AFRICA/EGYPT - Egyptian Catholics at the school of "political formation"

Tuesday, 16 October 2012

Cairo (Agenzia Fides) - In the coming weeks the Egyptian Catholic communities will promote social political training courses to promote the common discernment before the full transition of ongoing uncertainties in the large African Country. The initiative aims to revive the pilot experience already inspired by the Coptic Catholic Patriarchate after the end of the Mubarak regime. "But now," explains to Fides Agency Botros Fahim Awad Hanna, Auxiliary Bishop of Alexandria of the Catholic Copts "the pastoral Council of the Catholic Church in Egypt in his meeting in early October, recommended to enhance this work of formation, indicating it as a priority for all the Egyptian Catholic communities of different rite."

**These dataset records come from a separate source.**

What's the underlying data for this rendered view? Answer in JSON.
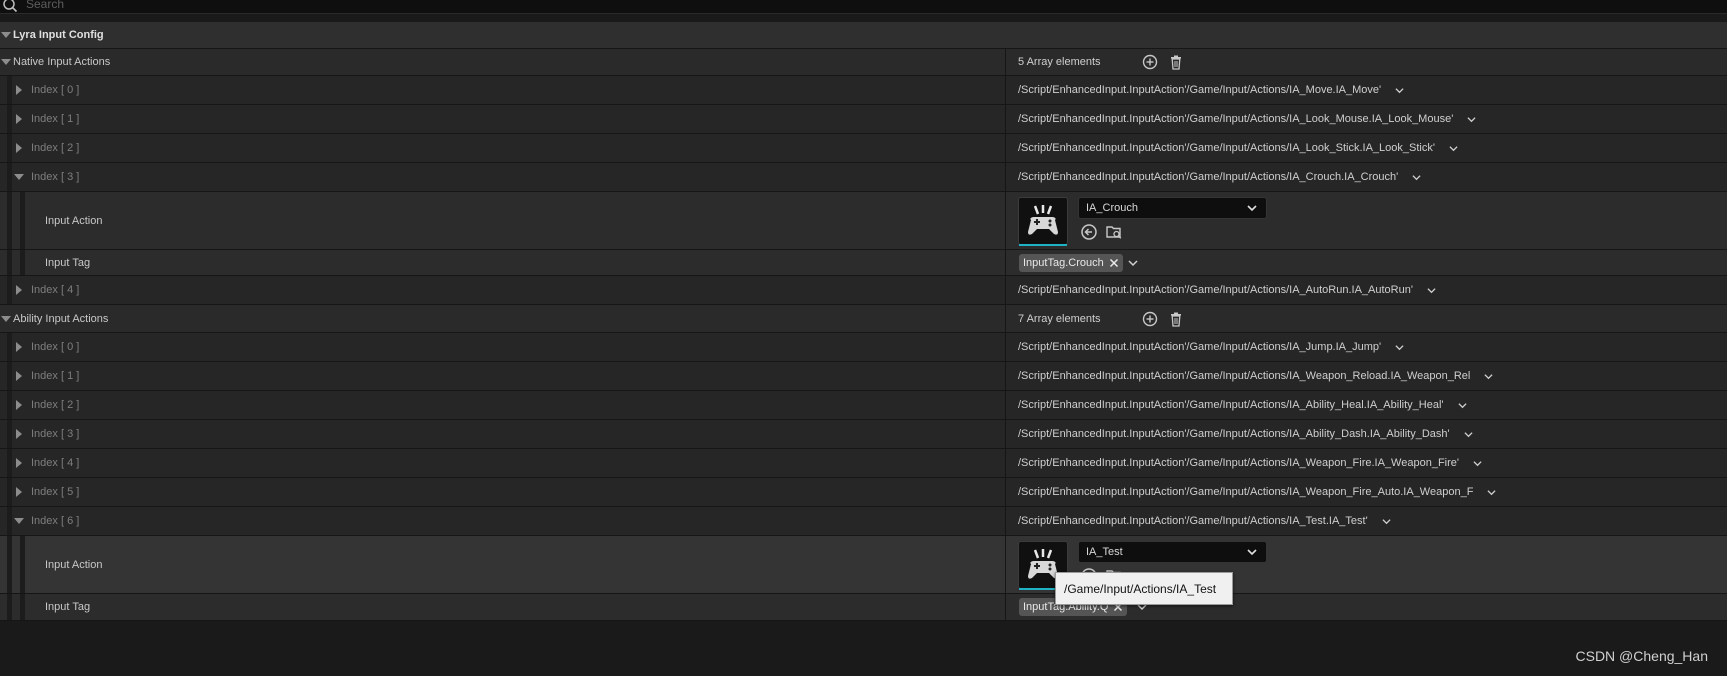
{
  "search": {
    "placeholder": "Search"
  },
  "category": {
    "title": "Lyra Input Config"
  },
  "native": {
    "label": "Native Input Actions",
    "count": "5 Array elements",
    "items": [
      {
        "index": "Index [ 0 ]",
        "path": "/Script/EnhancedInput.InputAction'/Game/Input/Actions/IA_Move.IA_Move'"
      },
      {
        "index": "Index [ 1 ]",
        "path": "/Script/EnhancedInput.InputAction'/Game/Input/Actions/IA_Look_Mouse.IA_Look_Mouse'"
      },
      {
        "index": "Index [ 2 ]",
        "path": "/Script/EnhancedInput.InputAction'/Game/Input/Actions/IA_Look_Stick.IA_Look_Stick'"
      },
      {
        "index": "Index [ 3 ]",
        "path": "/Script/EnhancedInput.InputAction'/Game/Input/Actions/IA_Crouch.IA_Crouch'"
      },
      {
        "index": "Index [ 4 ]",
        "path": "/Script/EnhancedInput.InputAction'/Game/Input/Actions/IA_AutoRun.IA_AutoRun'"
      }
    ],
    "expanded": {
      "input_action_label": "Input Action",
      "input_action_value": "IA_Crouch",
      "input_tag_label": "Input Tag",
      "input_tag_value": "InputTag.Crouch"
    }
  },
  "ability": {
    "label": "Ability Input Actions",
    "count": "7 Array elements",
    "items": [
      {
        "index": "Index [ 0 ]",
        "path": "/Script/EnhancedInput.InputAction'/Game/Input/Actions/IA_Jump.IA_Jump'"
      },
      {
        "index": "Index [ 1 ]",
        "path": "/Script/EnhancedInput.InputAction'/Game/Input/Actions/IA_Weapon_Reload.IA_Weapon_Rel"
      },
      {
        "index": "Index [ 2 ]",
        "path": "/Script/EnhancedInput.InputAction'/Game/Input/Actions/IA_Ability_Heal.IA_Ability_Heal'"
      },
      {
        "index": "Index [ 3 ]",
        "path": "/Script/EnhancedInput.InputAction'/Game/Input/Actions/IA_Ability_Dash.IA_Ability_Dash'"
      },
      {
        "index": "Index [ 4 ]",
        "path": "/Script/EnhancedInput.InputAction'/Game/Input/Actions/IA_Weapon_Fire.IA_Weapon_Fire'"
      },
      {
        "index": "Index [ 5 ]",
        "path": "/Script/EnhancedInput.InputAction'/Game/Input/Actions/IA_Weapon_Fire_Auto.IA_Weapon_F"
      },
      {
        "index": "Index [ 6 ]",
        "path": "/Script/EnhancedInput.InputAction'/Game/Input/Actions/IA_Test.IA_Test'"
      }
    ],
    "expanded": {
      "input_action_label": "Input Action",
      "input_action_value": "IA_Test",
      "input_tag_label": "Input Tag",
      "input_tag_value": "InputTag.Ability.Q"
    }
  },
  "tooltip": {
    "text": "/Game/Input/Actions/IA_Test"
  },
  "watermark": {
    "text": "CSDN @Cheng_Han"
  },
  "icons": {
    "search": "search-icon",
    "add": "plus-circle-icon",
    "delete": "trash-icon",
    "use_selected": "arrow-left-circle-icon",
    "browse": "folder-search-icon",
    "gamepad": "gamepad-icon",
    "clear": "close-icon",
    "dropdown": "chevron-down-icon"
  },
  "colors": {
    "accent": "#1fb2c4",
    "background": "#1a1a1a",
    "tag": "#555555"
  }
}
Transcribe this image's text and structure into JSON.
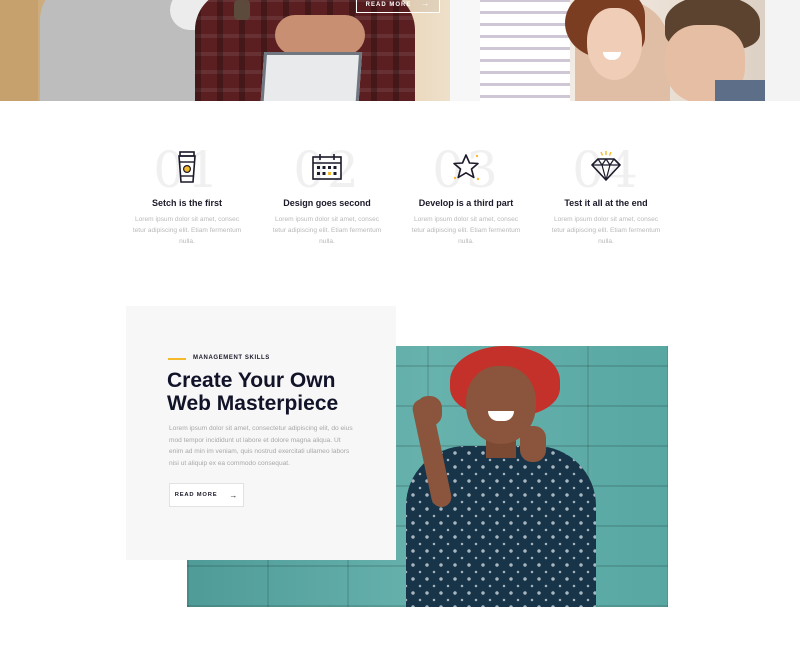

The need to promote a non unprepaired judgment in front of the political and social upheavals that are affecting Egypt was felt from the first blaze of the uprising, which began in January 2011. "Already in March of that year," says Bishop Fahim Hanna "we realized that something had to be done. We started fortnightly meetings at the headquarters of the Coptic Patriarchate. The meetings were attended by an average of eighty people, including many Muslims. Many of those present were educators who in turn reported the contents of the lessons in the local communities. "The meetings were a constant reference to the Church's social doctrine. Among the guiding criteria which inspired the sessions there were always the respect for human rights and the secular category of citizenship, valued as the basis for a peaceful and free coexistence from all ethnic and religious discrimination.
Now, in front of the new developments of the Egyptian political scene - marked by great flowering of parties and movements and the assertion of the Muslim Brotherhood - the need to confront oneself with the current policy is still more pressing. Bishop Fahim Hanna explains: "The constituent assembly is at work. We are waiting for the new Constitution. One makes choices designed to affect our individual lives and community. When the first draft of laws come out, we need to have the tools to be able to analyze, to know how to express a clear opinion, so one can say yes or no to the new Constitution in a reasonable manner." (GV) (Agenzia Fides 16/10/2012).